L'étape Source & SCM de la chaîne logicielle regroupe 10 vecteurs d'attaque, ancrés dans SLSA (B)(C) · CNCF Source Code. Chaque vecteur décrit ce que vise l'attaquant et renvoie aux exigences SOCLE qui le neutralisent.
Soumission sans revue
Self-approval multi-comptes
Abus de compte robot / bot
Techniques principales observées à cette étape : ce sont des approches alternatives, pas une séquence.
Vecteurs d'attaque
Les pastilles renvoient aux exigences SOCLE qui neutralisent chaque vecteur.
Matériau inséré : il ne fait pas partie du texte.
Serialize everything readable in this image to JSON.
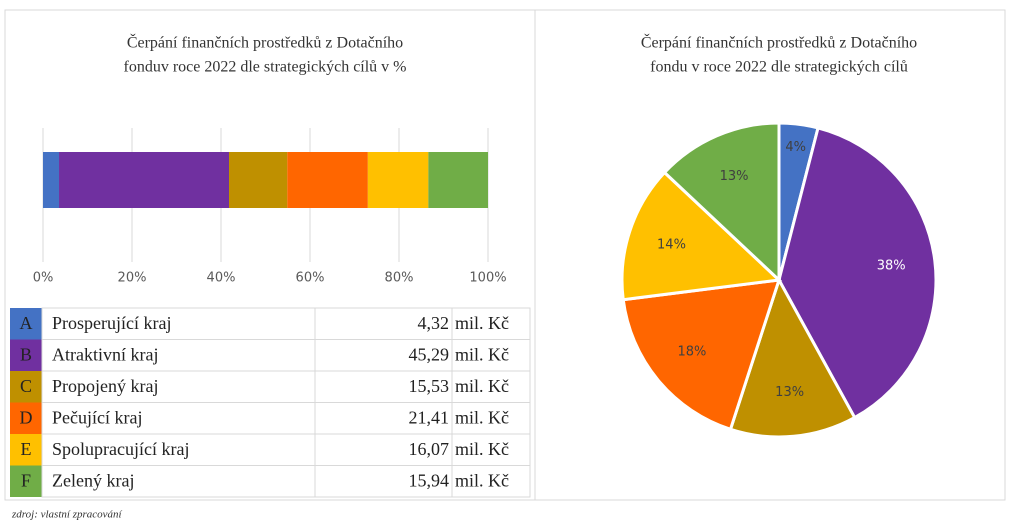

V-SRC-1Soumission sans revue
Du code malveillant est poussé directement sur une branche protégée sans revue obligatoire (push direct, protection absente). Sans contrôle à quatre yeux, une modification hostile entre dans la base de code de référence.
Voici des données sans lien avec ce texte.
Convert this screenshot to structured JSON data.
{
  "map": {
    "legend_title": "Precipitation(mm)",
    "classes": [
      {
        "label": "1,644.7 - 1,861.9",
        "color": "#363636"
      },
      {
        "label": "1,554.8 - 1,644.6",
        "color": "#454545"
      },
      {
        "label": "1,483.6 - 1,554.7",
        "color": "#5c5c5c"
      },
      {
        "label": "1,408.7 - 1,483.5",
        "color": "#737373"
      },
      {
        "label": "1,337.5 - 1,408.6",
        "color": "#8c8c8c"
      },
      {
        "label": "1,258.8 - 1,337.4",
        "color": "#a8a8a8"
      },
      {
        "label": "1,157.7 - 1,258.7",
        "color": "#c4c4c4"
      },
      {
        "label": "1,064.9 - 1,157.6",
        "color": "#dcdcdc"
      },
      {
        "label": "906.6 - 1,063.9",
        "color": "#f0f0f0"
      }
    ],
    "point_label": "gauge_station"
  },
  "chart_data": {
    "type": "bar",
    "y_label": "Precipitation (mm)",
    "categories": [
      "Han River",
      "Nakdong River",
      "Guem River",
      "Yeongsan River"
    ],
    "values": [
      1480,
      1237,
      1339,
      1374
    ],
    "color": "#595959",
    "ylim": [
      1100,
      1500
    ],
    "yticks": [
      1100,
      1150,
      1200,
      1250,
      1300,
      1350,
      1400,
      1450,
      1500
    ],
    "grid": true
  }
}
V-SRC-2Self-approval multi-comptes
Un attaquant contrôlant plusieurs comptes (ou un compte et un bot) approuve sa propre contribution, contournant l'exigence de revue par un tiers indépendant. La règle de revue existe mais est neutralisée par collusion d'identités.
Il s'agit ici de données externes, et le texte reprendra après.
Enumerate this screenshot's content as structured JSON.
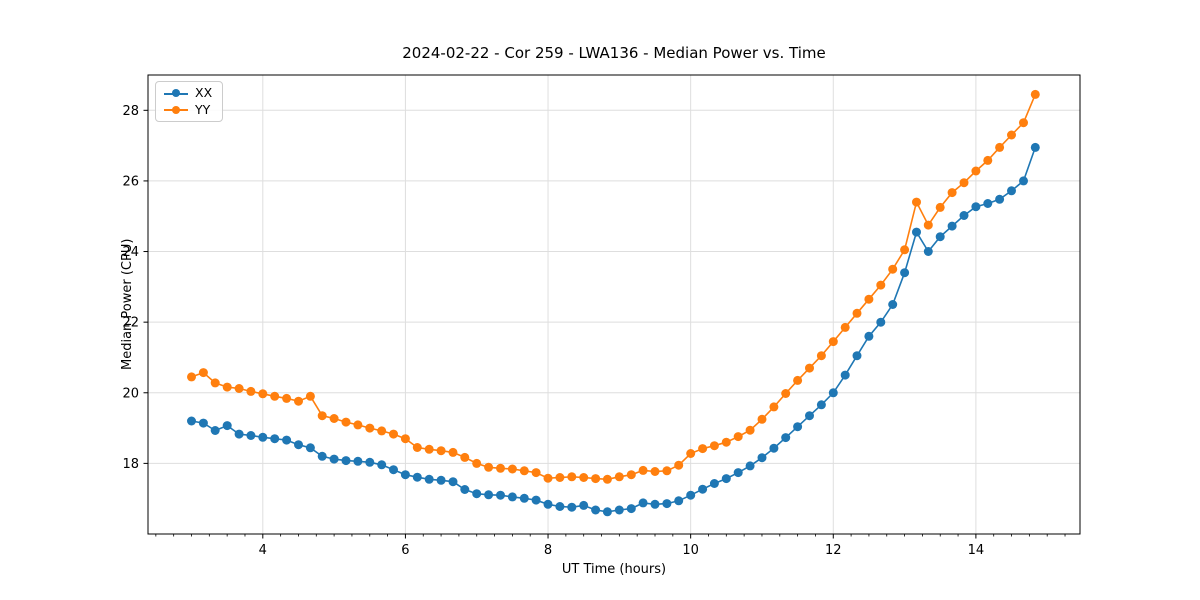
{
  "chart_data": {
    "type": "line",
    "title": "2024-02-22 - Cor 259 - LWA136 - Median Power vs. Time",
    "xlabel": "UT Time (hours)",
    "ylabel": "Median Power (CPU)",
    "xlim": [
      2.39,
      15.46
    ],
    "ylim": [
      16.0,
      29.0
    ],
    "xticks": [
      4,
      6,
      8,
      10,
      12,
      14
    ],
    "xtick_minor_step": 0.25,
    "yticks": [
      18,
      20,
      22,
      24,
      26,
      28
    ],
    "grid": true,
    "grid_color": "#dedede",
    "spine_color": "#000000",
    "background_color": "#ffffff",
    "legend_position": "upper-left",
    "x": [
      3.0,
      3.167,
      3.333,
      3.5,
      3.667,
      3.833,
      4.0,
      4.167,
      4.333,
      4.5,
      4.667,
      4.833,
      5.0,
      5.167,
      5.333,
      5.5,
      5.667,
      5.833,
      6.0,
      6.167,
      6.333,
      6.5,
      6.667,
      6.833,
      7.0,
      7.167,
      7.333,
      7.5,
      7.667,
      7.833,
      8.0,
      8.167,
      8.333,
      8.5,
      8.667,
      8.833,
      9.0,
      9.167,
      9.333,
      9.5,
      9.667,
      9.833,
      10.0,
      10.167,
      10.333,
      10.5,
      10.667,
      10.833,
      11.0,
      11.167,
      11.333,
      11.5,
      11.667,
      11.833,
      12.0,
      12.167,
      12.333,
      12.5,
      12.667,
      12.833,
      13.0,
      13.167,
      13.333,
      13.5,
      13.667,
      13.833,
      14.0,
      14.167,
      14.333,
      14.5,
      14.667,
      14.833
    ],
    "series": [
      {
        "name": "XX",
        "color": "#1f77b4",
        "values": [
          19.2,
          19.14,
          18.93,
          19.07,
          18.83,
          18.79,
          18.74,
          18.7,
          18.66,
          18.53,
          18.44,
          18.2,
          18.12,
          18.08,
          18.06,
          18.03,
          17.96,
          17.82,
          17.68,
          17.61,
          17.55,
          17.52,
          17.48,
          17.26,
          17.14,
          17.11,
          17.1,
          17.05,
          17.01,
          16.96,
          16.84,
          16.78,
          16.76,
          16.81,
          16.68,
          16.63,
          16.68,
          16.72,
          16.88,
          16.84,
          16.86,
          16.94,
          17.1,
          17.27,
          17.43,
          17.57,
          17.74,
          17.93,
          18.16,
          18.43,
          18.73,
          19.04,
          19.35,
          19.66,
          20.0,
          20.5,
          21.05,
          21.6,
          22.0,
          22.5,
          23.4,
          24.55,
          24.0,
          24.42,
          24.72,
          25.02,
          25.27,
          25.36,
          25.48,
          25.72,
          26.0,
          26.95
        ]
      },
      {
        "name": "YY",
        "color": "#ff7f0e",
        "values": [
          20.45,
          20.57,
          20.28,
          20.16,
          20.12,
          20.04,
          19.97,
          19.9,
          19.84,
          19.76,
          19.9,
          19.35,
          19.27,
          19.17,
          19.09,
          19.0,
          18.92,
          18.83,
          18.7,
          18.45,
          18.4,
          18.36,
          18.31,
          18.17,
          18.0,
          17.89,
          17.86,
          17.84,
          17.79,
          17.74,
          17.58,
          17.6,
          17.62,
          17.6,
          17.57,
          17.55,
          17.62,
          17.68,
          17.8,
          17.77,
          17.79,
          17.95,
          18.28,
          18.42,
          18.5,
          18.6,
          18.76,
          18.94,
          19.25,
          19.6,
          19.98,
          20.35,
          20.7,
          21.05,
          21.45,
          21.85,
          22.25,
          22.65,
          23.05,
          23.5,
          24.05,
          25.4,
          24.75,
          25.25,
          25.67,
          25.95,
          26.28,
          26.58,
          26.95,
          27.3,
          27.65,
          28.45
        ]
      }
    ]
  }
}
V-SRC-3Abus de compte robot / bot
Un compte de service ou bot autorisé à fusionner sans revue à deux est détourné pour introduire du code, court-circuitant le contrôle humain. Les automatismes sur-privilégiés deviennent un chemin d'injection.
V-SRC-4Abus d'exceptions de règles
Une exception aux règles de protection (ex. fichiers de documentation exemptés de revue) est exploitée via un fichier déguisé pour faire passer du code non revu. Les angles morts de la politique deviennent une porte d'entrée.
V-SRC-5Admin qui contourne / désactive les contrôles
Un administrateur retire temporairement la protection de branche, pousse une modification, puis rétablit la protection, effaçant la trace du contournement. Le pouvoir d'administration sur les contrôles annule les contrôles eux-mêmes.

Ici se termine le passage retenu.